10.  Errors or Omissions

Clerical errors or omissions, whether in computation or otherwise in any quotation acknowledgements or invoice, shall be subject to correction.

11.  Disputes

Any claim or dispute arising hereunder shall be subject to arbitration in accordance with the Arbitration Act 1996.

12.  Force Majeure

Wakefield Metals shall not be liable to the buyer for any loss or damage directly or indirectly arising out of or in connection with any delay in delivery of the goods, or failure to perform any term of this contract where such delay or failure is caused directly or indirectly by an act of God, fire, armed conflict, labour dispute, civil commotion, intervention of a government, inability to obtain labour, materials, facilities, accidents, interruptions of, or delay in transportation or any other cause beyond Wakefield Metals’ control.

13.  Compliance

The buyer shall be solely responsible for obtaining any necessary permits under and for compliance with all legislation, regulations, by-laws or rules having the force of law in
connection with the installation and operation of the goods.

14.  Change of Legal Entity

The buyer shall notify Wakefield Metals in writing of any change in legal entity of the buyer or change of name of the buyer and the buyer shall complete a new Credit Application form for the new legal entity if requested by Wakefield Metals.

15.  Change of Terms and Conditions

Wakefield Metals has the right to unilaterally change these Terms and Conditions by 7 days’ notice in writing to the buyer.

16.  Orders and Credit

Wakefield Metals reserves the right not to accept an order placed by the buyer, and to change the buyer’s credit limit, decline credit or close the account.

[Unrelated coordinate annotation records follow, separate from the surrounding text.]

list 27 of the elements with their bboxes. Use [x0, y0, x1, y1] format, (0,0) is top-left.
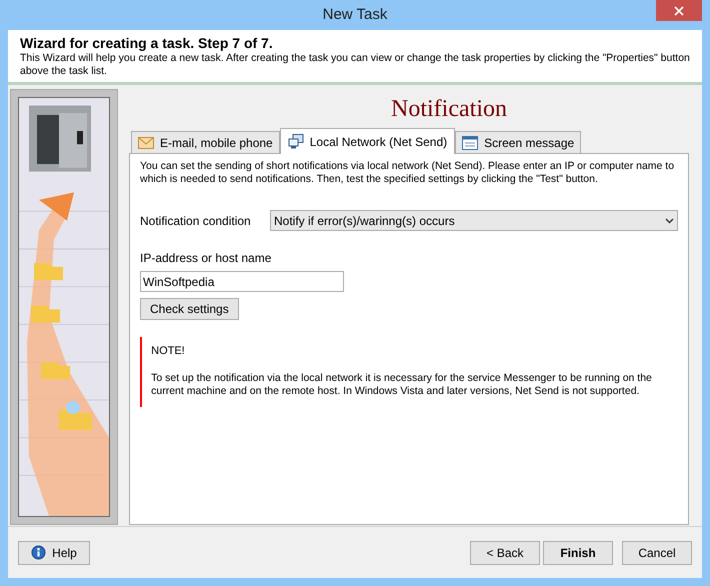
tab[interactable]: E-mail, mobile phone [131, 131, 280, 153]
finish-button[interactable]: Finish [543, 540, 613, 564]
envelope-icon [138, 136, 154, 148]
cancel-button[interactable]: Cancel [622, 540, 692, 564]
note-marker [140, 337, 142, 407]
tab[interactable]: Local Network (Net Send) [280, 128, 456, 154]
back-button[interactable]: < Back [470, 540, 540, 564]
note-title: NOTE! [151, 344, 185, 359]
help-icon [31, 545, 46, 560]
tab[interactable]: Screen message [455, 131, 582, 153]
chevron-down-icon [665, 218, 674, 224]
condition-dropdown[interactable]: Notify if error(s)/warinng(s) occurs [270, 210, 678, 231]
wizard-heading: Wizard for creating a task. Step 7 of 7. [20, 34, 274, 52]
check-settings-button[interactable]: Check settings [140, 298, 239, 320]
field-label: IP-address or host name [140, 250, 272, 267]
close-icon [674, 6, 684, 16]
window-icon [462, 136, 478, 150]
help-button[interactable]: Help [18, 540, 90, 564]
window-title: New Task [322, 4, 388, 25]
note-text: To set up the notification via the local network it is necessary for the service Messenger to be running on the current machine and on the remote host. In Windows Vista and later versions, Net Send is not supported. [151, 372, 653, 398]
computers-icon [288, 134, 304, 149]
page-title: Notification [390, 95, 508, 123]
close-button[interactable] [656, 0, 702, 21]
wizard-description: This Wizard will help you create a new task. After creating the task you can view or change the task properties by clicking the "Properties" button above the task list. [20, 52, 690, 78]
intro-text: You can set the sending of short notifications via local network (Net Send). Please enter an IP or computer name to which is needed to send notifications. Then, test the specified settings by clicking the "Test" button. [140, 160, 676, 186]
field-label: Notification condition [140, 212, 252, 230]
host-input[interactable]: WinSoftpedia [140, 271, 344, 292]
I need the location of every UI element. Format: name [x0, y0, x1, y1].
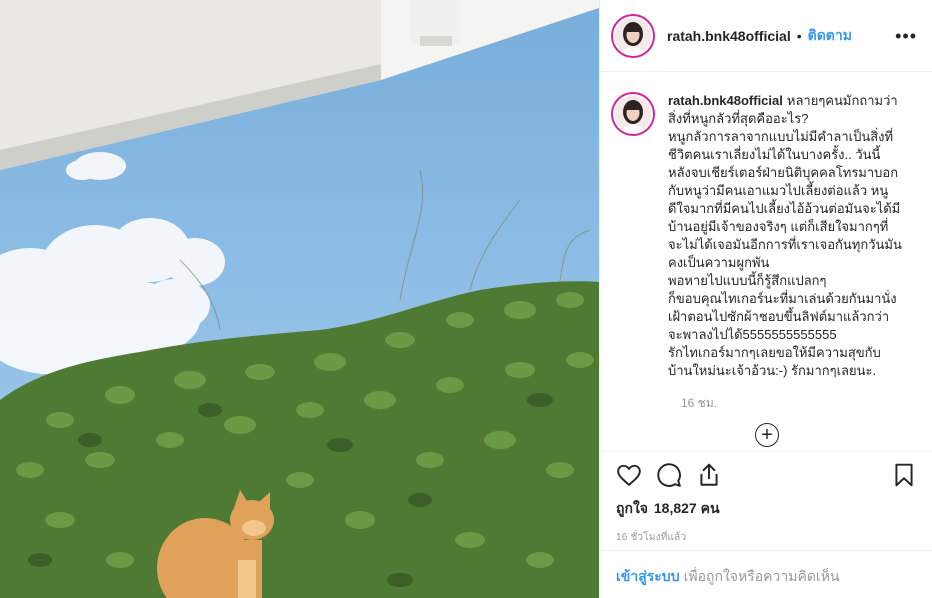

17.  Security Agreement and the Act

  1. The buyer agrees the terms of clause 9 above constitute a security interest in the goods and their proceeds for the purposes of the Act.
  2. The buyer shall promptly execute any document and provide any information required from time to time by Wakefield Metals to enable them to take a perfected security interest in the goods and their proceeds in priority to all other secured parties.
  3. The buyer shall meet all costs Wakefield Metals incur in filing a financing statement or financing change statement under the Act in relation to goods supplied under these Terms and Conditions.
  4. The parties agree that nothing in sections 114(1)(a), 133 and 134 of the Act shall apply to these Terms and Conditions.
  5. The buyer waives its rights as a debtor under section 120(2), 121, 125, 126, 127, 129, 131, and 132 of the Act.
  6. The buyer waives its right to receive a verification statement confirming registration of a financing statement or a financing change statement relating to a security interest created by this document.

18.  Proper Law

The contract and these conditions of sale shall be governed by New Zealand Law.